New year... New me
New Year… New Me
Or is it? Personally, I love this time of year. I know people get tired of hearing everyone’s New Year’s resolutions that will most likely fail, but what other time of the year can you get so many people to even consider making themselves better at the same time? There are some things that you must consider moving forward and now is the best time to reflect. It’s not so much about setting up a resolution, it’s more about reflecting on which systems did not work well for you over the past year and which made you more refined. What skills did you acquire? Did you implement them? Are you proficient at them? What diagnoses did you see for the first time? What did you learn from that experience? Did you fail at anything? If so, how can we ensure the same mistakes don’t happen again?
"Let go of the past, but keep the lessons it taught you." — Chiari Gizzi, Fearless Soul
Some say you should leave the past in the past, but if you don’t look at where you’ve come from, you might miss out on how far you have made it. Tread lightly and be careful not to stare, you may get enticed into making the same mistake twice. As you’re driving in the opposite direction of who you were at the beginning of last year, you may fail to appreciate that you have transitioned from steering your sedan over a bumpy, dirt road to now smooth sailing on an open road with very little traffic. Of course, there were times where you may have lost control of the wheel a little or made wrong turns, but you’re here. Take a moment to give yourself credit for your growth. It’s easy to overlook how much you’ve blossomed if you let your failures overshadow your gains.

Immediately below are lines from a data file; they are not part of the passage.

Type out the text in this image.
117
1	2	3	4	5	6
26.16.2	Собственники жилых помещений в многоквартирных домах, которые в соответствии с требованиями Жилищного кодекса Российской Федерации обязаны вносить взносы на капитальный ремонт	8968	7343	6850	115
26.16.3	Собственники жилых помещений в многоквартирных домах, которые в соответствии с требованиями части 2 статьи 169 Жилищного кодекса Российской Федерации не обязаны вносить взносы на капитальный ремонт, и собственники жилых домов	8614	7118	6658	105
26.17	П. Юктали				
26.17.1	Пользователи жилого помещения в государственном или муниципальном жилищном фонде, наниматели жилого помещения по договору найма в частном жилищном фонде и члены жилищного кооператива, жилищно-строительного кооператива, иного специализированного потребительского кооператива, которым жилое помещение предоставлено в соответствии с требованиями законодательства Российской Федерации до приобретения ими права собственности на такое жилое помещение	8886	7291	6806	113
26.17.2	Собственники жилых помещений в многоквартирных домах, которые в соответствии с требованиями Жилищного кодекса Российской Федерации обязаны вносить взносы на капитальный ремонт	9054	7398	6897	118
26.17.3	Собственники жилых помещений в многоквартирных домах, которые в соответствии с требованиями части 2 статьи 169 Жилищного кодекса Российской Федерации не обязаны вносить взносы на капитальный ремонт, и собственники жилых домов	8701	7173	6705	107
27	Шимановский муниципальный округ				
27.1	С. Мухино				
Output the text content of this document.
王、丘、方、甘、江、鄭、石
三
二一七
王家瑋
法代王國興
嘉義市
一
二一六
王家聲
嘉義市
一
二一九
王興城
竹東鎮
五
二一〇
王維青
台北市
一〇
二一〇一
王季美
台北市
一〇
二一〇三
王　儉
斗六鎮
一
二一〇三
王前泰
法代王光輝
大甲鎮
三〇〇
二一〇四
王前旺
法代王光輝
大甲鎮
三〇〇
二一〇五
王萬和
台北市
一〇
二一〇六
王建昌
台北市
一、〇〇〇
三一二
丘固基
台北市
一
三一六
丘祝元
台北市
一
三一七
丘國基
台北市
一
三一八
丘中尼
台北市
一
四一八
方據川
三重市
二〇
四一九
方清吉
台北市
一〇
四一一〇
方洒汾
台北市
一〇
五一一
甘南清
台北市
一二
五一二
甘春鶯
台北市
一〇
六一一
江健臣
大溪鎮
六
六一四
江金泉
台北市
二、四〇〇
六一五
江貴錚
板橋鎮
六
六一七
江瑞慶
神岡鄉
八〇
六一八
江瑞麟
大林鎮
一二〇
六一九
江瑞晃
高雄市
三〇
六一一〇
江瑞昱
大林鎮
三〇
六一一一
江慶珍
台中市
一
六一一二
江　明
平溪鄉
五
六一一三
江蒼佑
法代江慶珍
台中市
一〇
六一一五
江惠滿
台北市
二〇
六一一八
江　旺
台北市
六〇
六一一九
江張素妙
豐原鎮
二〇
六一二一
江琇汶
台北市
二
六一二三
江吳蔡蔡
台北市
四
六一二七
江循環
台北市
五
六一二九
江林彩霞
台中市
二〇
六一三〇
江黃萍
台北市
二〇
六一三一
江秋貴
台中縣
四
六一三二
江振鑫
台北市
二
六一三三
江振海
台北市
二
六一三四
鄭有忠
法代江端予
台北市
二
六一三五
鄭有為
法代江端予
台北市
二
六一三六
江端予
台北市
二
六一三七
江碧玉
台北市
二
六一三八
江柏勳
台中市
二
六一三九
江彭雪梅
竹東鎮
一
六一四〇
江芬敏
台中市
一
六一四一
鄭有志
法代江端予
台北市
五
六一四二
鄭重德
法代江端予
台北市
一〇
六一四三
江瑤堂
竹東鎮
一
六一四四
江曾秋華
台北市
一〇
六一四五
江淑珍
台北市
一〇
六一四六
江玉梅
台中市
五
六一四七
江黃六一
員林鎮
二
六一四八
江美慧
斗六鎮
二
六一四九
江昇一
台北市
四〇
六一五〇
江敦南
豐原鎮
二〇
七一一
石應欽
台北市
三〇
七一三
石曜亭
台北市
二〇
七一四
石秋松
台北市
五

We are not taking a stroll on the beach here. We are learning to adjust to weather changes that are both anticipated and fickle. Some days will be sunny with a 50% chance of showers, while others are nothing but heavy rain with a 0% chance of sunburn. Either way, our goal is to always perform at a high level. I mentioned earlier about reflecting on which systems did not work well over the past year. This concept of "systems" isn’t new at all.
“Goals are about the results you want to achieve, and systems are about the processes that lead to those results”— James Clear, Atomic Habits.
In fact, you may already have a few in place such as preparing your work clothes the night before, so you’re not surprised by a shortage of clean laundry or even food prepping to take the decision making out of your morning routine. In both circumstances, you had a goal that was able to be attained by establishing systems that increased your probability of becoming successful. These same habits can certainly be translated into your day-to-day pursuit of professional goals.
So where does this leave us today on our excursion of becoming The Rockstar clinician for most and The Alligator of the Swamp for a chosen few? It places us in a position of strength and gratitude as we take the time to balance our checkbooks, as my grandmother would say. Reflect on situations over this past year with the intentions of seeing how each one made you a little better as a person and clinician. Did you express empathy in times of need, like when a patient has lost a family member while under your care? Did you empower those that may have felt helpless before seeing you? Did you teach or learn from a colleague when given the opportunity? Did you Shut Up and Listen to your patients when they felt like they weren’t improving? Did you admit when you were wrong or weren’t the solution to your patients’ problems? Sometimes it’s not a clear cut yes or no. The growth comes from acknowledging these efforts and allowing yourself to mature as a clinician from them. Let’s start the year with a challenge of embracing these experiences collectively, personal and professional, to help strengthen our footing as we push forward into this new year.